I’m trying to decide if I want to watermark the images I send to my clients digitally or simply resize them too small to print, but large enough for online viewing.  Either way if they want prints they need to buy them from me.  I’m just wondering which method you folks prefer and why.

If I go the resizing route, is 1000px on the longest edge a good size for online viewing while still being too small to make quality prints of?


----------



## table1349 (May 4, 2017)

Why would you send them images????

Set up a web site or use something like Smug Mug.   Upload the images, already watermarked, in a small but view able size to the site by customer name and password protect each shoot.  Send the customer the password to the images and let them choose what they want.   Personally I would go no more than 800 pixel .jpgs.  They customer just needs to see the image nicely on the screen.  

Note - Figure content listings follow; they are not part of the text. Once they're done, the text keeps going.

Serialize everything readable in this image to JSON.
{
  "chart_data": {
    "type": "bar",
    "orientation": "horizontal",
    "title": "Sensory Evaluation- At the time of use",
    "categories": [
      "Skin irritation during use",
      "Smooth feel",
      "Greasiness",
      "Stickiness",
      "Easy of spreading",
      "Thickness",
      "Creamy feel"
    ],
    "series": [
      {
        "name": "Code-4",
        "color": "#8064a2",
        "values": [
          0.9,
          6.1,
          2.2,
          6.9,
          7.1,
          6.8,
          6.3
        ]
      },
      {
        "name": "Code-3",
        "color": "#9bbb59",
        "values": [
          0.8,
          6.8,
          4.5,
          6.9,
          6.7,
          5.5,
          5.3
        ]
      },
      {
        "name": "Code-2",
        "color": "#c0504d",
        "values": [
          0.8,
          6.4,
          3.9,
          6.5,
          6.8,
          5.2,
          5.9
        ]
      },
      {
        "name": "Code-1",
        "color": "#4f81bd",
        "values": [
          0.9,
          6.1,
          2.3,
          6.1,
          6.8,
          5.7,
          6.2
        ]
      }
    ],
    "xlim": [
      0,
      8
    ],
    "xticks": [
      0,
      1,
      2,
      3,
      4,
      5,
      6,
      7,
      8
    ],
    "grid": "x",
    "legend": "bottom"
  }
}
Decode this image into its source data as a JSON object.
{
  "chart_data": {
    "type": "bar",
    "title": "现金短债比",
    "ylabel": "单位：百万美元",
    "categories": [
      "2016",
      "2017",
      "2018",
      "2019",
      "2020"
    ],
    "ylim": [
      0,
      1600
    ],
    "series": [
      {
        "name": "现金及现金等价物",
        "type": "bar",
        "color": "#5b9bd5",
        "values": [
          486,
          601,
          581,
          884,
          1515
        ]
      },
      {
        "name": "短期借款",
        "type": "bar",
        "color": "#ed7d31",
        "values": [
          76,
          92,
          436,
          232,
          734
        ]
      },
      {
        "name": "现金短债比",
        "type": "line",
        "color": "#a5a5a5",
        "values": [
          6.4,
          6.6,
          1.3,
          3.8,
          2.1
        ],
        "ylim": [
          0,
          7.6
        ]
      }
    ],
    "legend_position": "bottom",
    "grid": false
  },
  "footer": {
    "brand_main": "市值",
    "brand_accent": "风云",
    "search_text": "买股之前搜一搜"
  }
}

Also, have a computer in the business that the customers can come review the photos if they want at a higher resolution.  That way if they are not sure about which of two similar shots they like the best they can see them in full resolution.


----------



## tirediron (May 4, 2017)

I use the Juicebox Pro gallery plug-in for light room.  It's right-click protected (Yeah, I know that doesn't mean a lot, but it doesn't hurt), and the main images are around 640 on the longest edge at 72 PPI WITH a watermark.


----------



## JustJazzie (May 4, 2017)

Pixi set is another resource you may look into. Free, and super easy to use.


----------



## vintagesnaps (May 4, 2017)

From the questions you've been posting, this seems to be getting ahead of yourself, but maybe you're just trying to learn

If you take time to get good at what you're doing you can provide consistent results. Taking on clients too soon probably is more likely to set you up for failure because of not yet having the expertise necessary to do the job. 

Get on ASMP or PPA and look up how pros do all this. Photographers on Sportsshooter use Photo Shelter (so does a university near me).


----------



## Kroneberger0408 (May 9, 2017)

Agreed, dont send them your shots before they pay... 
Why cant them come to you and look at them and pick or just use your judgement and choose the best ones to send out as finished projects.


----------